Якушкин развеселился.

– Ну, это просто опора на разные домыслы так называемых историков, – пояснил он.

– Значит, – вскинулся Орест Митрофанович, – вы точно автор этого сочинения?

– Да нет же!..

– То есть не точно. Опять двойственность. А откуда же вы знаете про опору?

– Я много чего знаю.

– Это так, он знает много, – подтвердил Филиппов. – И все же… Кто бы ни был автором… Сомнения, как ни крути, остаются…

– Если вы будете путаться в авторах, путать автора с персонажами, темнить, смешивая произведения сетевой литературы с потенциальными читателями этих произведений, и вообще, наводить тень на плетень, получится постмодернизм, а это дело гиблое, – усмехнулся Якушкин.

– Если путаница не носит характера намеренной и всего лишь выражает разные сомнения, постмодернизм не получится, – строго возразил Филиппов.

– Хорошо, можно по-простому, без научности. Я так скажу. Если вы будете что-то где-то там вычитывать, а затем недоумевать, терзаться сомнениями и вынашивать разные подозрения относительно авторства, это в конце концов приведет вас к читательской катастрофе.

– А мое мнение такое, – сказал Орест Митрофанович. – Если человек кушает наш хлеб и всем своим видом показывает, что работает в нашу пользу, а между тем пишет на нас пасквили, это приведет его к катастрофе не только писательской, но и чисто житейской.

– Не надо заходить так далеко, – запротестовал Филиппов. – О пасквилях нет и речи.

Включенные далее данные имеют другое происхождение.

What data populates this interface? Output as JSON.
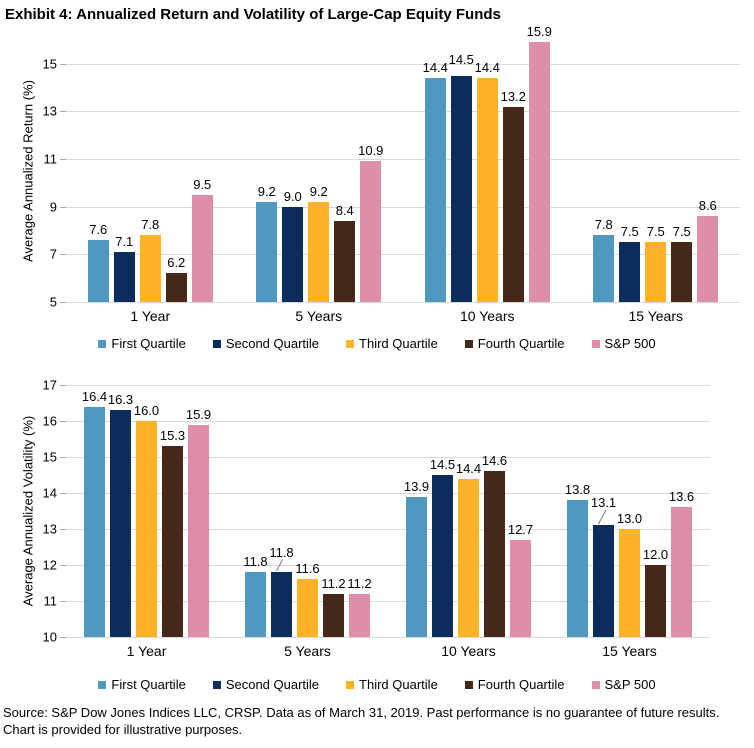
{
  "title": "Exhibit 4: Annualized Return and Volatility of Large-Cap Equity Funds",
  "source_note": "Source: S&P Dow Jones Indices LLC, CRSP. Data as of March 31, 2019. Past performance is no guarantee of future results. Chart is provided for illustrative purposes.",
  "colors": {
    "first_quartile": "#4f98bf",
    "second_quartile": "#0c2d5b",
    "third_quartile": "#feb327",
    "fourth_quartile": "#46281a",
    "sp500": "#de8ea6",
    "gridline": "#d9d9d9"
  },
  "chart_data": [
    {
      "type": "bar",
      "name": "annualized-return",
      "title": "",
      "xlabel": "",
      "ylabel": "Average Annualized Return (%)",
      "ylim": [
        5,
        16
      ],
      "yticks": [
        5,
        7,
        9,
        11,
        13,
        15
      ],
      "grid": true,
      "legend_position": "bottom",
      "categories": [
        "1 Year",
        "5 Years",
        "10 Years",
        "15 Years"
      ],
      "series": [
        {
          "name": "First Quartile",
          "color": "#4f98bf",
          "values": [
            7.6,
            9.2,
            14.4,
            7.8
          ]
        },
        {
          "name": "Second Quartile",
          "color": "#0c2d5b",
          "values": [
            7.1,
            9.0,
            14.5,
            7.5
          ]
        },
        {
          "name": "Third Quartile",
          "color": "#feb327",
          "values": [
            7.8,
            9.2,
            14.4,
            7.5
          ]
        },
        {
          "name": "Fourth Quartile",
          "color": "#46281a",
          "values": [
            6.2,
            8.4,
            13.2,
            7.5
          ]
        },
        {
          "name": "S&P 500",
          "color": "#de8ea6",
          "values": [
            9.5,
            10.9,
            15.9,
            8.6
          ]
        }
      ],
      "label_adjust": [
        {
          "cat": 2,
          "series": 1,
          "dy": 6,
          "leader": false
        }
      ]
    },
    {
      "type": "bar",
      "name": "annualized-volatility",
      "title": "",
      "xlabel": "",
      "ylabel": "Average Annualized Volatility (%)",
      "ylim": [
        10,
        17
      ],
      "yticks": [
        10,
        11,
        12,
        13,
        14,
        15,
        16,
        17
      ],
      "grid": true,
      "legend_position": "bottom",
      "categories": [
        "1 Year",
        "5 Years",
        "10 Years",
        "15 Years"
      ],
      "series": [
        {
          "name": "First Quartile",
          "color": "#4f98bf",
          "values": [
            16.4,
            11.8,
            13.9,
            13.8
          ]
        },
        {
          "name": "Second Quartile",
          "color": "#0c2d5b",
          "values": [
            16.3,
            11.8,
            14.5,
            13.1
          ]
        },
        {
          "name": "Third Quartile",
          "color": "#feb327",
          "values": [
            16.0,
            11.6,
            14.4,
            13.0
          ]
        },
        {
          "name": "Fourth Quartile",
          "color": "#46281a",
          "values": [
            15.3,
            11.2,
            14.6,
            12.0
          ]
        },
        {
          "name": "S&P 500",
          "color": "#de8ea6",
          "values": [
            15.9,
            11.2,
            12.7,
            13.6
          ]
        }
      ],
      "label_adjust": [
        {
          "cat": 1,
          "series": 1,
          "dy": 9,
          "leader": true
        },
        {
          "cat": 3,
          "series": 1,
          "dy": 12,
          "leader": true
        }
      ]
    }
  ]
}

В романе много верных и довольно тонких наблюдений, и могло ли быть иначе, если описывается контора, как наша или подобная нашей?

– Есть Командор, фигура в известном смысле общественная, даже политическая, фактически памятник, и есть Дон-Жуан, волокита, бабник, пустобрех. И никакой добросовестный читатель не обойдет вниманием тот факт, что за спиной у памятника, когда он жмет руку волоките, целый мир бытия, небытия и прочего, а в глазах волокиты, этого якобы вечного образа, сопутствующего мировой литературе, не отражается ничего, кроме страха, жалкой растерянности и пустой, бессильной уже гордыни. Вот такие успехи у воспеваемой некоторыми изящной словесности. Где же ее сила? Чем она вправе гордиться? Пшик…

– Поменьше бы странных и не вполне уместных аналогий, побольше бы ясности в вопросах, представляющихся очевидными… но продолжай, – кивнул директор.

– Да я про то, как может выглядеть в жизни катастрофа человека вертлявого и слишком много чего мнящего, на себя берущего, под себя загребающего, отсюда и аналогии.